The system Geman and his colleagues developed, described this week in the Proceedings of the National Academy of Sciences, is designed to test for such a contextual understanding of photos.

It works by generating a string of yes or no questions about an image, which are posed sequentially to the system being tested. Each question is progressively more in-depth and based on the responses to the questions that have come before.

(credit: Wikimedia Commons/Brown University)

1. Q: Is there a person in the blue region?  A: yes
2. Q: Is there a unique person in the blue region?  A: yes
(Label this person 1)
3. Q: Is person 1 carrying something?   A: yes
4. Q: Is person 1 female?    A: yes
5. Q: Is person 1 walking on a sidewalk?   A: yes
6. Q: Is person 1 interacting with any other object? A: no

For example, an initial question might ask a computer if there’s a person in a given region of a photo. If the computer says yes, then the test might ask if there’s anything else in that region — perhaps another person. If there are two people, the test might ask: “Are person1 and person2 talking?”

As a group, the questions are geared toward gauging the computer’s understanding of the contextual “storyline” of the photo. “You can build this notion of a storyline about an image by the order in which the questions are explored,” Geman said.

Because the questions are computer-generated, the system is more objective than having a human simply query a computer about an image. There is a role for a human operator, however: inform the computer when a question is unanswerable because of the ambiguities of the photo. For instance, whether or not a person in a photo is carrying something is unanswerable if most of the person’s body is hidden by another object. The human operator would flag that question as ambiguous.

The first version of the test was generated based on a set of photos depicting urban street scenes. But the concept could conceivably be expanded to all kinds of photos, the researchers say.

Geman and his colleagues hope this new test might spur computer vision researchers to explore new ways of teaching computers how to look at images.
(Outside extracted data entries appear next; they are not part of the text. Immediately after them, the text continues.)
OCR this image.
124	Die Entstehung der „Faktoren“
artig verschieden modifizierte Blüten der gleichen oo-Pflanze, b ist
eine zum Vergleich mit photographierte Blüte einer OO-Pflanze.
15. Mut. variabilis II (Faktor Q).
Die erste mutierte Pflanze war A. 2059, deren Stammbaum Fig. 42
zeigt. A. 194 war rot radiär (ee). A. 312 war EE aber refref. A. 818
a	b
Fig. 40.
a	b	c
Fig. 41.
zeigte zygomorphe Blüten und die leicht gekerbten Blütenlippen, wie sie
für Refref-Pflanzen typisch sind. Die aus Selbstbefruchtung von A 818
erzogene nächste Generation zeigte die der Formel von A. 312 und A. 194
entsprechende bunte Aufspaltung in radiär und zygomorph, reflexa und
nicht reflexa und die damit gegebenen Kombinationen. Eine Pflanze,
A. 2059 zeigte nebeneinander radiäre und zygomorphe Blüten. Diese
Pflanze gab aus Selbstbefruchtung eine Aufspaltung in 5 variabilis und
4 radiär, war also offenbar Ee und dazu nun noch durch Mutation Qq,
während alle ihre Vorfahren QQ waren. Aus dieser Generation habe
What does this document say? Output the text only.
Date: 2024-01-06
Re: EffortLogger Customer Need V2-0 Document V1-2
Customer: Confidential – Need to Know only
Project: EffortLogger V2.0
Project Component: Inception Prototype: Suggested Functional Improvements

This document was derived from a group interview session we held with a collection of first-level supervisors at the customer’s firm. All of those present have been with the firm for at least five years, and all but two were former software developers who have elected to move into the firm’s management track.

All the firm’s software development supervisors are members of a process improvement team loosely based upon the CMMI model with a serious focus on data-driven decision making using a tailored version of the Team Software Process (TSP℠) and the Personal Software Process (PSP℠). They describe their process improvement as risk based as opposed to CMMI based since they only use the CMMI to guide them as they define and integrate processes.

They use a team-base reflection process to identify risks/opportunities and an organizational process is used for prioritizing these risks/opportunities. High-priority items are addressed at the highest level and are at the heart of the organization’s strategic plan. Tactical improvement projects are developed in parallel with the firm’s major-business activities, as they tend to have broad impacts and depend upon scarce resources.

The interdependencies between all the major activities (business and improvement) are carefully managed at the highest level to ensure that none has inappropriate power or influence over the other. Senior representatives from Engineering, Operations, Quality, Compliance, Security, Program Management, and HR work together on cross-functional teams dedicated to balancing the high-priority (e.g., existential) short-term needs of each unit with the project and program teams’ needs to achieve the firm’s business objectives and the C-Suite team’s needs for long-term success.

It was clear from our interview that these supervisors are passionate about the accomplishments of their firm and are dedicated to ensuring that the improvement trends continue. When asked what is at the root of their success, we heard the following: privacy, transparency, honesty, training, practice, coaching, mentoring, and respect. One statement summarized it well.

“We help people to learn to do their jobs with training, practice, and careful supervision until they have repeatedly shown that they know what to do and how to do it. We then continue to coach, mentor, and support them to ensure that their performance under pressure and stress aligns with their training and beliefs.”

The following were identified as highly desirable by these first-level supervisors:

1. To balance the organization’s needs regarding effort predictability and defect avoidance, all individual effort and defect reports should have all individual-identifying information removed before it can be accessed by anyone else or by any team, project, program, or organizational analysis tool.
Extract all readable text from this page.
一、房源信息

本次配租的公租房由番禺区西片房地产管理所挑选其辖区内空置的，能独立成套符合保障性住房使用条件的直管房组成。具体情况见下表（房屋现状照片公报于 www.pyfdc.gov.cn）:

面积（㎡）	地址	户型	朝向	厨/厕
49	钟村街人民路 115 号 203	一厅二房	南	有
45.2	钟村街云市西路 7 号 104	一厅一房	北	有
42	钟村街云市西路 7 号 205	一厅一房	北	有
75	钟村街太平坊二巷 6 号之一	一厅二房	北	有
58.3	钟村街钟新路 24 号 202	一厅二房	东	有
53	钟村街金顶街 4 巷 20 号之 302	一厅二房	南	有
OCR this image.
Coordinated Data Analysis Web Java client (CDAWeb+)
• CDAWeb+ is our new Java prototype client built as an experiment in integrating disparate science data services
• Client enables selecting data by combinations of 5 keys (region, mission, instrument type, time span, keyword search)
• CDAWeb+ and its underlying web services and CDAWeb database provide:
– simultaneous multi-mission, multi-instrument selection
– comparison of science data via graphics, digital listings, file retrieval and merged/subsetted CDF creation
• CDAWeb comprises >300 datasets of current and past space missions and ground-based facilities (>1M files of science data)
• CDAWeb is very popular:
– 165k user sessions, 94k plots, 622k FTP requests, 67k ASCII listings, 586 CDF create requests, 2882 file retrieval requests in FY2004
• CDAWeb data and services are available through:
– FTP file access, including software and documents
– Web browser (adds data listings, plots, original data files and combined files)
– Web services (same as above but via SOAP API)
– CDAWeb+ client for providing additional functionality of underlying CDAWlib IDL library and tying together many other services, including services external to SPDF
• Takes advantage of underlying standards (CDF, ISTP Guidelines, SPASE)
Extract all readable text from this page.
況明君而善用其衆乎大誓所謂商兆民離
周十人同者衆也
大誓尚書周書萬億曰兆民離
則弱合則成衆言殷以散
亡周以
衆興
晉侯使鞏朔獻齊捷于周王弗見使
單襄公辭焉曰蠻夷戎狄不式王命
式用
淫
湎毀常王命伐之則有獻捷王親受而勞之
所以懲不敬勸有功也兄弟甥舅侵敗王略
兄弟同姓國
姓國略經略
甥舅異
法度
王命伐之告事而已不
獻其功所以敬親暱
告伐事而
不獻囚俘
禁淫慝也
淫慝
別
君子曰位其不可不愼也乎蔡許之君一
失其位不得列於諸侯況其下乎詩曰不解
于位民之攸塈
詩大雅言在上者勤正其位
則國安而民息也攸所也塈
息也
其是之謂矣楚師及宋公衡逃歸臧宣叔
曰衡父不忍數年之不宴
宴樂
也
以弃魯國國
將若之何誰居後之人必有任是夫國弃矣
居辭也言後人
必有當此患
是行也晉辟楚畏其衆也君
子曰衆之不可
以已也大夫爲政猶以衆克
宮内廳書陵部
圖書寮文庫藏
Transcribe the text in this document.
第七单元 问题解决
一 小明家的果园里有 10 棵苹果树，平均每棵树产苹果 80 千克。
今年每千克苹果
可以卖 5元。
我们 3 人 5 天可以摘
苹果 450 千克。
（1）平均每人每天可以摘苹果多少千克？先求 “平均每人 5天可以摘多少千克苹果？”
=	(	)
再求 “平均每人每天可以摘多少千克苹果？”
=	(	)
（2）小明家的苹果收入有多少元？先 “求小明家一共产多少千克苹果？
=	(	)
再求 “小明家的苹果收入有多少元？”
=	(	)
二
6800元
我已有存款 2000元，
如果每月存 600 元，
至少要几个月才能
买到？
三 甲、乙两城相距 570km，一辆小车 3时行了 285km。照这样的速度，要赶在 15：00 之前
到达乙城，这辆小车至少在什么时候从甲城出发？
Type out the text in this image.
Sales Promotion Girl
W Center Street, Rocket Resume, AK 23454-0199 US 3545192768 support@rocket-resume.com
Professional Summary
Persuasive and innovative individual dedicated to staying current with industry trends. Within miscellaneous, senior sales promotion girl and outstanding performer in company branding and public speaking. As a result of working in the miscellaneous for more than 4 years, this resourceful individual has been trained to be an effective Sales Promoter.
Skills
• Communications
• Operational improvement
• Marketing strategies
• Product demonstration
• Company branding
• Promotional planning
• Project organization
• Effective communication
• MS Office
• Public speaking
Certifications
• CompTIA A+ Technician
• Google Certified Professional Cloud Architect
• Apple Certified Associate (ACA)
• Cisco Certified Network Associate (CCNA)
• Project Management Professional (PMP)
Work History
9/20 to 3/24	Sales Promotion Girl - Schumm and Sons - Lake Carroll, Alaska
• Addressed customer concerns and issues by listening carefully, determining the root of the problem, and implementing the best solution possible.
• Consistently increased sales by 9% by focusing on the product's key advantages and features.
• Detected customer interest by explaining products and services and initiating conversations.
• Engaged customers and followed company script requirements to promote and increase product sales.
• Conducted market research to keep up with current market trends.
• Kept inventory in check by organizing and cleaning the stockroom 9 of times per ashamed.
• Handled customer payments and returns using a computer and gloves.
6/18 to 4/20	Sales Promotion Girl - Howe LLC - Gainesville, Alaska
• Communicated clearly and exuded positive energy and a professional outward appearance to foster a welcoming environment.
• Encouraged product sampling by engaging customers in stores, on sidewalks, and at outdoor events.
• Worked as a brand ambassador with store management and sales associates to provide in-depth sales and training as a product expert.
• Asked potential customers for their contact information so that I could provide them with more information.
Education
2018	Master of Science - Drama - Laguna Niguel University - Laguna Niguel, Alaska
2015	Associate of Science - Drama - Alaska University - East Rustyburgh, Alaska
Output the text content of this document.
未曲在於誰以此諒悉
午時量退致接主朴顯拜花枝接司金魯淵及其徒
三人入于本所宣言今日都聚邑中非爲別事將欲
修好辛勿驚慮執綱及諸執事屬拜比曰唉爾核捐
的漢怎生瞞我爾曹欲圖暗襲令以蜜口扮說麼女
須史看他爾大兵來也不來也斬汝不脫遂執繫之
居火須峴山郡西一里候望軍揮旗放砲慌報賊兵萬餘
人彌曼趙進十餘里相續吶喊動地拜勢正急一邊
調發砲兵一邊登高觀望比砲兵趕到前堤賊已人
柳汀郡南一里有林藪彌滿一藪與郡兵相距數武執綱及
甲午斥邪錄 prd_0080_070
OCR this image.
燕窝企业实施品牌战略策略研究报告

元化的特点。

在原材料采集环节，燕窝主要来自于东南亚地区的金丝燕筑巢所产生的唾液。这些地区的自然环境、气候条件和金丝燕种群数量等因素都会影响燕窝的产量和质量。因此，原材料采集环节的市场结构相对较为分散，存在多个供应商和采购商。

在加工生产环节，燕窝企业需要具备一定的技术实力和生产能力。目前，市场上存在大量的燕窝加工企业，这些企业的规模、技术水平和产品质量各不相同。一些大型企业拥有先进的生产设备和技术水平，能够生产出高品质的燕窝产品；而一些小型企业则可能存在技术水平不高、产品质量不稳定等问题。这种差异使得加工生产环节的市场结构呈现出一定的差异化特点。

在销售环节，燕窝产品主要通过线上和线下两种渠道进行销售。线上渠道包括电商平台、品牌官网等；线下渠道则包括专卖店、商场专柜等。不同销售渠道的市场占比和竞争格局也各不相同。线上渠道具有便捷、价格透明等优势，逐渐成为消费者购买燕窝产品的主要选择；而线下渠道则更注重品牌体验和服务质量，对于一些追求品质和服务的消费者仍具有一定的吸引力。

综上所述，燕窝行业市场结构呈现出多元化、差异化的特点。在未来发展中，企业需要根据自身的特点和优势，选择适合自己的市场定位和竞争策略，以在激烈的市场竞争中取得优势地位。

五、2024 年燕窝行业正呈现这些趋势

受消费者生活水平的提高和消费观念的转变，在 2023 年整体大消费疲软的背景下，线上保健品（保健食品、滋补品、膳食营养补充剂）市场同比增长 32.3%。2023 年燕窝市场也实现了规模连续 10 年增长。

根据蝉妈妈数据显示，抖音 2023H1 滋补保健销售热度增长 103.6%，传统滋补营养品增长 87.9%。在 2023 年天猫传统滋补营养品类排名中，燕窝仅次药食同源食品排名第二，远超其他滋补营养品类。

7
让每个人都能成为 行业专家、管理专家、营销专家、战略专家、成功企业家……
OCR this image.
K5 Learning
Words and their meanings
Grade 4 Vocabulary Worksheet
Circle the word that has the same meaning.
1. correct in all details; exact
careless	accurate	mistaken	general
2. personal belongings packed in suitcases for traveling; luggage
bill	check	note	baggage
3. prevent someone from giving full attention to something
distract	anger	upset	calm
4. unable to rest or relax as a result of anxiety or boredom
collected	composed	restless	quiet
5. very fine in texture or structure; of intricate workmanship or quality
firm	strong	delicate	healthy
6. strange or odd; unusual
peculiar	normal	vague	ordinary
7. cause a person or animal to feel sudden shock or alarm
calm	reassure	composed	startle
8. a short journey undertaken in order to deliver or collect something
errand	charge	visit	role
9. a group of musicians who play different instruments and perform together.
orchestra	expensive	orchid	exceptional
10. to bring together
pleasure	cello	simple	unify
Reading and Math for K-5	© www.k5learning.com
Most current computer vision algorithms are taught how to look at images using training sets in which objects are annotated by humans.

By looking at millions of annotated images, the algorithms eventually learn how to identify objects. But it would be very difficult to develop a training set with all the possible contextual attributes of a photo annotated. So true context understanding may require a new machine learning technique.

“As researchers, we tend to ‘teach to the test,’” Geman said. “If there are certain contests that everybody’s entering and those are the measures of success, then that’s what we focus on. So it might be wise to change the test, to put it just out of reach of current vision systems.”

Abstract of Visual Turing test for computer vision systems

Today, computer vision systems are tested by their accuracy in detecting and localizing instances of objects. As an alternative, and motivated by the ability of humans to provide far richer descriptions and even tell a story about an image, we construct a “visual Turing test”: an operator-assisted device that produces a stochastic sequence of binary questions from a given test image. The query engine proposes a question; the operator either provides the correct answer or rejects the question as ambiguous; the engine proposes the next question (“just-in-time truthing”). The test is then administered to the computer-vision system, one question at a time. After the system’s answer is recorded, the system is provided the correct answer and the next question. Parsing is trivial and deterministic; the system being tested requires no natural language processing. The query engine employs statistical constraints, learned from a training set, to produce questions with essentially unpredictable answers—the answer to a question, given the history of questions and their correct answers, is nearly equally likely to be positive or negative. In this sense, the test is only about vision. The system is designed to produce streams of questions that follow natural story lines, from the instantiation of a unique object, through an exploration of its properties, and on to its relationships with other uniquely instantiated objects.